16 blasts fuel fear of life ‘after US’
- Last Updated: 12:36 PM, December 23, 2011
- Posted: 2:12 AM, December 23, 2011
BAGHDAD — At least 69 people were killed in 16 bombings across Baghdad yesterday, the worst violence in more than four months.
There was no claim of responsibility, but most of the attacks targeted Shiite neighborhoods, and officials said they appeared to be the work of al Qaeda-linked Sunni insurgents emboldened by the withdrawal of the last US troops from Iraq.
The deadliest attack was in the Karrada neighborhood, where a suicide bomber driving an explosives-laden vehicle blew himself up outside the office of a corruption-fighting government agency.

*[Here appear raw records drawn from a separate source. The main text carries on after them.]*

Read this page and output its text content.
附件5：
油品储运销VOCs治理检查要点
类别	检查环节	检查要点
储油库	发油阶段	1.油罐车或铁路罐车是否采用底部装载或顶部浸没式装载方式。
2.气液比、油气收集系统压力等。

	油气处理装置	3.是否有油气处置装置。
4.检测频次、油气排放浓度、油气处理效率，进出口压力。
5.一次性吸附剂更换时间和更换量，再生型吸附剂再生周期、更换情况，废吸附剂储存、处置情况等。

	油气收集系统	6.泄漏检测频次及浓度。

Two police officers at the scene said the bomber told guards that he needed to get to a nearby hospital. After the guards let him through, he drove to the building, where he triggered his explosives, the officers said.

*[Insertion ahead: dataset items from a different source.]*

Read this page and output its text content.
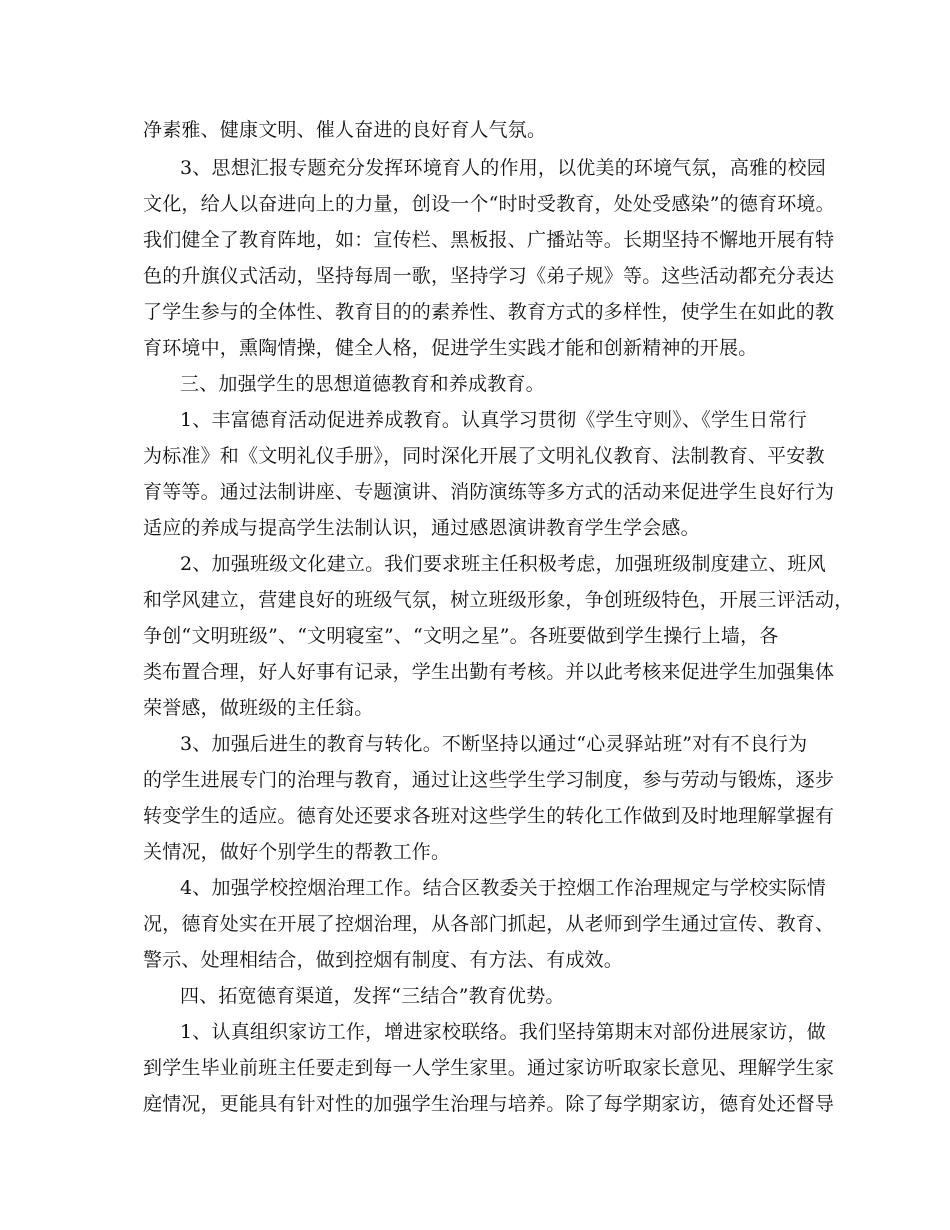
净素雅、健康文明、催人奋进的良好育人气氛。
3、思想汇报专题充分发挥环境育人的作用，以优美的环境气氛，高雅的校园
文化，给人以奋进向上的力量，创设一个“时时受教育，处处受感染”的德育环境。
我们健全了教育阵地，如：宣传栏、黑板报、广播站等。长期坚持不懈地开展有特
色的升旗仪式活动，坚持每周一歌，坚持学习《弟子规》等。这些活动都充分表达
了学生参与的全体性、教育目的的素养性、教育方式的多样性，使学生在如此的教
育环境中，熏陶情操，健全人格，促进学生实践才能和创新精神的开展。
三、加强学生的思想道德教育和养成教育。
1、丰富德育活动促进养成教育。认真学习贯彻《学生守则》、《学生日常行
为标准》和《文明礼仪手册》，同时深化开展了文明礼仪教育、法制教育、平安教
育等等。通过法制讲座、专题演讲、消防演练等多方式的活动来促进学生良好行为
适应的养成与提高学生法制认识，通过感恩演讲教育学生学会感。
2、加强班级文化建立。我们要求班主任积极考虑，加强班级制度建立、班风
和学风建立，营建良好的班级气氛，树立班级形象，争创班级特色，开展三评活动，
争创“文明班级”、“文明寝室”、“文明之星”。各班要做到学生操行上墙，各
类布置合理，好人好事有记录，学生出勤有考核。并以此考核来促进学生加强集体
荣誉感，做班级的主任翁。
3、加强后进生的教育与转化。不断坚持以通过“心灵驿站班”对有不良行为
的学生进展专门的治理与教育，通过让这些学生学习制度，参与劳动与锻炼，逐步
转变学生的适应。德育处还要求各班对这些学生的转化工作做到及时地理解掌握有
关情况，做好个别学生的帮教工作。
4、加强学校控烟治理工作。结合区教委关于控烟工作治理规定与学校实际情
况，德育处实在开展了控烟治理，从各部门抓起，从老师到学生通过宣传、教育、
警示、处理相结合，做到控烟有制度、有方法、有成效。
四、拓宽德育渠道，发挥“三结合”教育优势。
1、认真组织家访工作，增进家校联络。我们坚持第期末对部份进展家访，做
到学生毕业前班主任要走到每一人学生家里。通过家访听取家长意见、理解学生家
庭情况，更能具有针对性的加强学生治理与培养。除了每学期家访，德育处还督导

The blast killed 25 people, injured 62 and left a crater five yards wide.
“I was sleeping in my bed when the explosion happened, said 12-year-old Hussain Abbas, who was standing nearby in his pajamas. “I jumped from my bed and rushed to my mom’s lap. I told her I did not to go to school today. I’m terrified.”

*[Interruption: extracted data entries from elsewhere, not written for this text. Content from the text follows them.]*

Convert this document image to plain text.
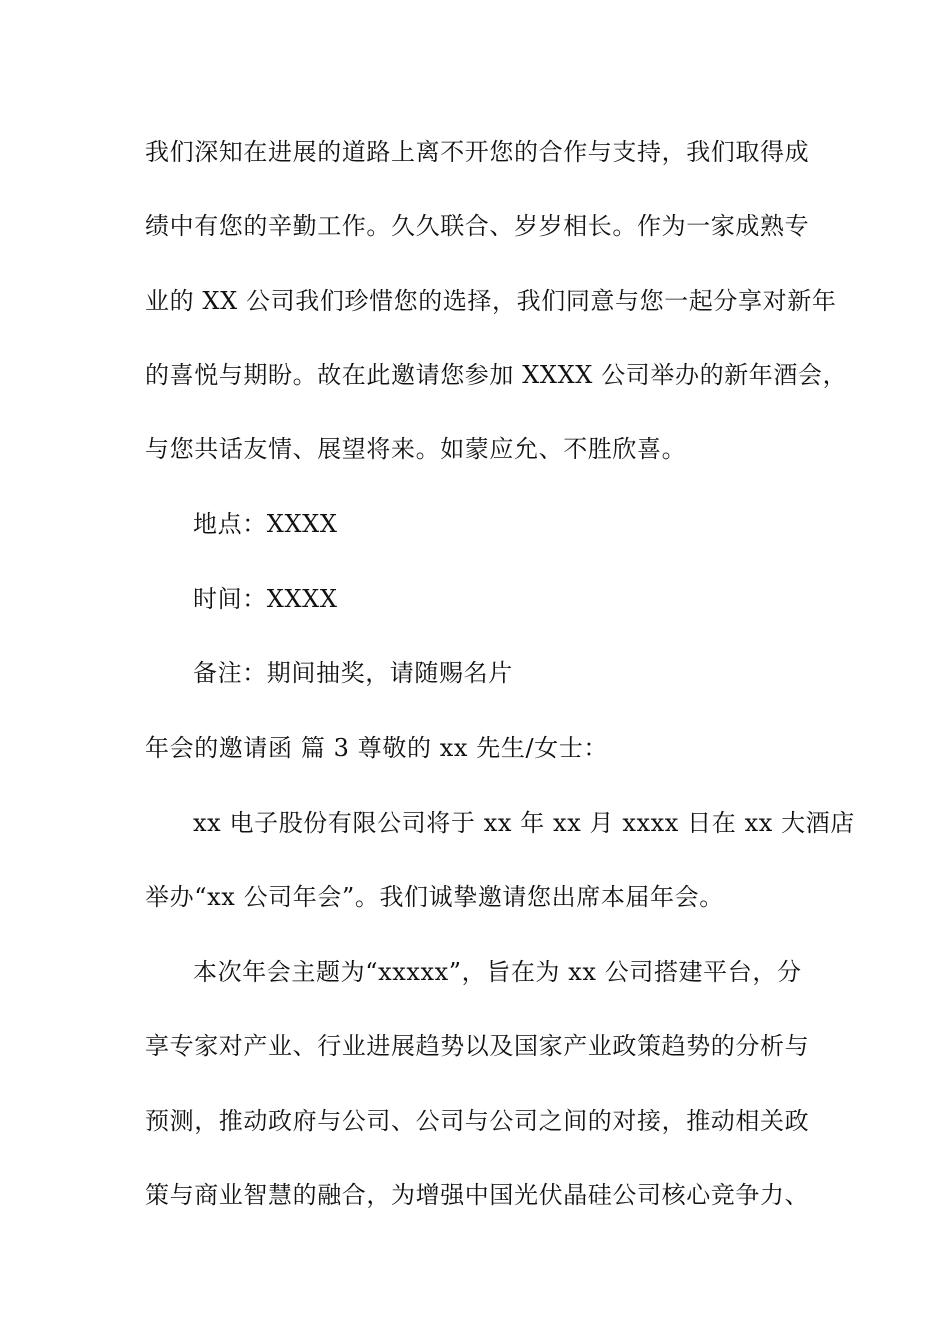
我们深知在进展的道路上离不开您的合作与支持，我们取得成
绩中有您的辛勤工作。久久联合、岁岁相长。作为一家成熟专
业的 XX 公司我们珍惜您的选择，我们同意与您一起分享对新年
的喜悦与期盼。故在此邀请您参加 XXXX 公司举办的新年酒会，
与您共话友情、展望将来。如蒙应允、不胜欣喜。
地点：XXXX
时间：XXXX
备注：期间抽奖，请随赐名片
年会的邀请函 篇 3 尊敬的 xx 先生/女士：
xx 电子股份有限公司将于 xx 年 xx 月 xxxx 日在 xx 大酒店
举办“xx 公司年会”。我们诚挚邀请您出席本届年会。
本次年会主题为“xxxxx”，旨在为 xx 公司搭建平台，分
享专家对产业、行业进展趋势以及国家产业政策趋势的分析与
预测，推动政府与公司、公司与公司之间的对接，推动相关政
策与商业智慧的融合，为增强中国光伏晶硅公司核心竞争力、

The attacks, coordinated to take place beginning with the morning rush hour, must have taken weeks to plan and prepare, Iraqi officials said. They included car bombs, roadside blasts and at least one suicide bombing.
Officials said at least 183 people were wounded, and dozens were in serious condition at hospitals.
The attacks raised speculation that they were intended to coincide with the end of the American military presence in Iraq, to undercut US claims that they are leaving a stable and secure Iraq.
In Washington, White House spokesman Jay Carney said the attacks serve no agenda “other than murder and hatred.”
The bombings came as Iraq’s elected officials are embroiled in a dispute over an arrest warrant issued for Vice President Tareq al Hashemi, a Sunni leader. Prime Minister Nouri al Maliki is demanding that Kurdish authorities hand over Hashemi.